The thesis of the article by Bill McKibben is essentially that the predominately Christian United States has abandoned the central teaching of Jesus Christ ("love your neighbor as yourself") in favor of some strange brew of individualistic fervor mixed with a lust for violence and death. Certainly, this is an old argument updated with a new and interesting twist (a liberal openly advocating a return to the Word of Christ). I was very intrigued by this premise and had hoped for a compotent and logical elaboration, but that was sadly far from what I got. The strength of the paradox argument soon crumbles under its own weight.

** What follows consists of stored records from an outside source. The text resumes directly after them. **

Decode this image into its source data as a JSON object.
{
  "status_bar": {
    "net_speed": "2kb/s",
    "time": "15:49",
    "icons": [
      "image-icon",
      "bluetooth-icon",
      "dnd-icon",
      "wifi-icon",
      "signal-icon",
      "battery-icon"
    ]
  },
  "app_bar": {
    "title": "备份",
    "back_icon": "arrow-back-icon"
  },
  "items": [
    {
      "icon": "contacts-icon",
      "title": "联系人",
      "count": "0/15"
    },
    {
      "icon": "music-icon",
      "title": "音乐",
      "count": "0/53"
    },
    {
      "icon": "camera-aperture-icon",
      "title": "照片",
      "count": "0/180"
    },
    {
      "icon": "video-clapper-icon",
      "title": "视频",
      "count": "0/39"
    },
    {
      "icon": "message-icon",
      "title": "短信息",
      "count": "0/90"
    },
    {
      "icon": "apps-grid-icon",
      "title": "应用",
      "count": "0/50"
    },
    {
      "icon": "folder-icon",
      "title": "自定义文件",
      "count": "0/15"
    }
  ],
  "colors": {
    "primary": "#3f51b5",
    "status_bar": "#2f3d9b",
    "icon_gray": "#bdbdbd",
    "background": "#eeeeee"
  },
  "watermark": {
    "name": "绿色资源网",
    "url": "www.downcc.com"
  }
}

Three quarters of Americans believe the Bible teaches that “God helps those who help themselves.” That is, three out of four Americans believe that this uber-American idea, a notion at the core of our current individualist politics and culture, which was in fact uttered by Ben Franklin, actually appears in Holy Scripture. The thing is, not only is Franklin’s wisdom not biblical; it’s counter-biblical. Few ideas could be further from the gospel message, with its radical summons to love of neighbor. On this essential matter, most Americans-most American Christians-are simply wrong, as if 75 percent of American scientists believed that Newton proved gravity causes apples to fly up.
This is the perception that McKibben sets out to rectify. I figured he would explain why in fact the phrase "God helps those who help themselves" is wrong, indeed "counter-biblical." Even with a cursory glance though, it stands to reason that the two phrases are so diametrically opposed as McKibben would have us believe. It is indeed possible to love your neighbor while at the same time extolling him to help himself. And weirdly, it seems that McKibben argues with me when he states in the middle of the article that: "It may, in fact, be true that “God helps those who help themselves,” both financially and emotionally. (Certainly fortune does.) But if so it’s still a subsidiary, secondary truth, more Franklinity than Christianity." If the "Franklinity" is a secondary principle, then what explains his consernation? He would have had a much stronger argument if his thesis was that Ben Franklin's interpertation of the Bible had overtaken the original message of the Sermon on the Mount. But he doesn't argue that.

Essentially, he argues that since there is a supermajority of the population that claims to be Christian and the country was supposedly founded on Judeo-Christian ideals (nevermind that the founders of the Constitution explicitly didn't want to have a dominate, official religion and that Thomas Jefferson himself was a Deist) that the phrase should be the basis of American society. He wants to instill this ideal the society. Religious freedom, indeed.

McKibben lists several examples where America has fallen way behind in striving to reach the teachings of Jesus.